Figure 4. Downregulation of uPA and uPAR decreases radiation-induced tumor angiogenesis

(A) Conditioned medium from IOMM-Lee cells, which were transfected with mock, pSV, puPA or pu2 and subsequently radiated with 10Gy, was added to human microvascular endothelial cells (HMEC-1) pre-seeded on matrigel-coated 96-well plates. After overnight incubation, HMEC-1 were observed for capillary-like network formation and photographed under a light microscope. (B) Angiogenic effect was measured by counting the relative branch-points. Bars represent the means ± SE of three different experiments. *Statistically different compared to control and puPA or pu2 treated groups or IR+control and IR + puPA or IR + pu2 groups (p<0.01).
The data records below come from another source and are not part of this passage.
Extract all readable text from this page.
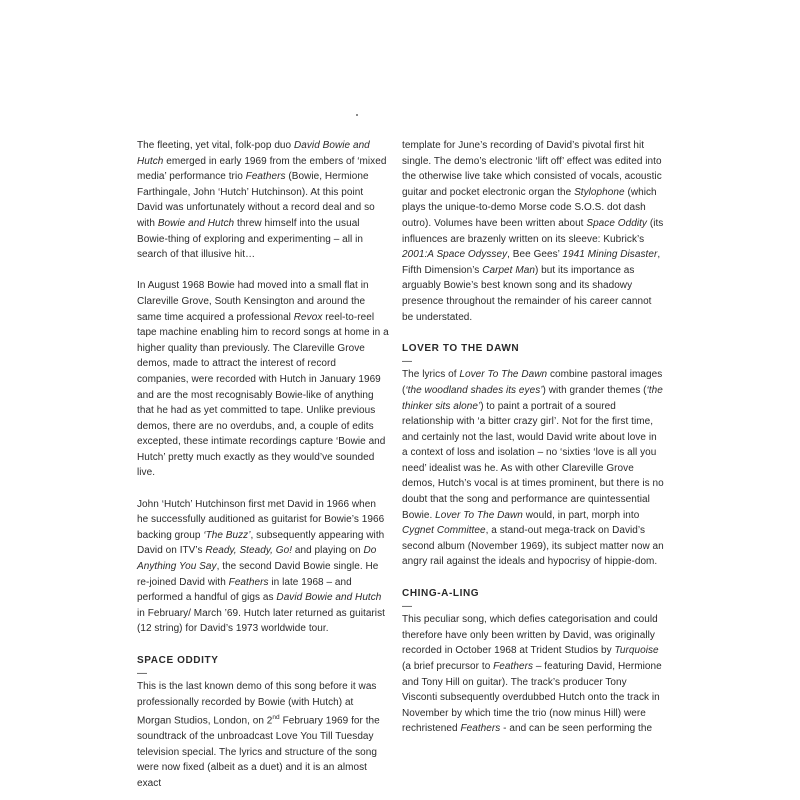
The fleeting, yet vital, folk-pop duo David Bowie and Hutch emerged in early 1969 from the embers of ‘mixed media’ performance trio Feathers (Bowie, Hermione Farthingale, John ‘Hutch’ Hutchinson). At this point David was unfortunately without a record deal and so with Bowie and Hutch threw himself into the usual Bowie-thing of exploring and experimenting – all in search of that illusive hit…

In August 1968 Bowie had moved into a small flat in Clareville Grove, South Kensington and around the same time acquired a professional Revox reel-to-reel tape machine enabling him to record songs at home in a higher quality than previously. The Clareville Grove demos, made to attract the interest of record companies, were recorded with Hutch in January 1969 and are the most recognisably Bowie-like of anything that he had as yet committed to tape. Unlike previous demos, there are no overdubs, and, a couple of edits excepted, these intimate recordings capture ‘Bowie and Hutch’ pretty much exactly as they would’ve sounded live.

John ‘Hutch’ Hutchinson first met David in 1966 when he successfully auditioned as guitarist for Bowie’s 1966 backing group ‘The Buzz’, subsequently appearing with David on ITV’s Ready, Steady, Go! and playing on Do Anything You Say, the second David Bowie single. He re-joined David with Feathers in late 1968 – and performed a handful of gigs as David Bowie and Hutch in February/ March ’69. Hutch later returned as guitarist (12 string) for David’s 1973 worldwide tour.

SPACE ODDITY

—

This is the last known demo of this song before it was professionally recorded by Bowie (with Hutch) at Morgan Studios, London, on 2nd February 1969 for the soundtrack of the unbroadcast Love You Till Tuesday television special. The lyrics and structure of the song were now fixed (albeit as a duet) and it is an almost exact

template for June’s recording of David’s pivotal first hit single. The demo’s electronic ‘lift off’ effect was edited into the otherwise live take which consisted of vocals, acoustic guitar and pocket electronic organ the Stylophone (which plays the unique-to-demo Morse code S.O.S. dot dash outro). Volumes have been written about Space Oddity (its influences are brazenly written on its sleeve: Kubrick’s 2001:A Space Odyssey, Bee Gees’ 1941 Mining Disaster, Fifth Dimension’s Carpet Man) but its importance as arguably Bowie’s best known song and its shadowy presence throughout the remainder of his career cannot be understated.

LOVER TO THE DAWN

—

The lyrics of Lover To The Dawn combine pastoral images (‘the woodland shades its eyes’) with grander themes (‘the thinker sits alone’) to paint a portrait of a soured relationship with ‘a bitter crazy girl’. Not for the first time, and certainly not the last, would David write about love in a context of loss and isolation – no ‘sixties ‘love is all you need’ idealist was he. As with other Clareville Grove demos, Hutch’s vocal is at times prominent, but there is no doubt that the song and performance are quintessential Bowie. Lover To The Dawn would, in part, morph into Cygnet Committee, a stand-out mega-track on David’s second album (November 1969), its subject matter now an angry rail against the ideals and hypocrisy of hippie-dom.

CHING-A-LING

—

This peculiar song, which defies categorisation and could therefore have only been written by David, was originally recorded in October 1968 at Trident Studios by Turquoise (a brief precursor to Feathers – featuring David, Hermione and Tony Hill on guitar). The track’s producer Tony Visconti subsequently overdubbed Hutch onto the track in November by which time the trio (now minus Hill) were rechristened Feathers - and can be seen performing the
Figure 5. puPA and pu2 along with radiation suppress subcutaneous tumor growth in athymic nude mice

(A) IOMM-Lee cells (5×10⁶) were injected subcutaneously into athymic nude mice. After tumors reached 4-5 mm in diameter, mice were treated intratumorally with mock or with 4 doses (60μg/dose) of pSV, puPA or pu2. Between the injections, animals were irradiated twice with 5Gy as described in Materials and Methods. Three weeks after treatments were completed, animals were sacrificed and tumors removed, measured and photographed. (B) Tumor volume was measured as described in Materials and Methods. Tumor volumes are shown as symbols and the average values of all tumor volume is shown as horizontal solid line (5 animals per treatment group) (p<0.01).

Figure 6. puPA or pu2 downregulate radiation-induced uPA, uPAR and CD31 in tumor xenografts

Hematoxylin and eosin staining of sections from IOMM-Lee xenograft tumors (top) and immunohistochemical analyses for uPA (second from top), uPAR (second from bottom) and CD31 (bottom) using specific antibodies for uPA, uPAR and CD31.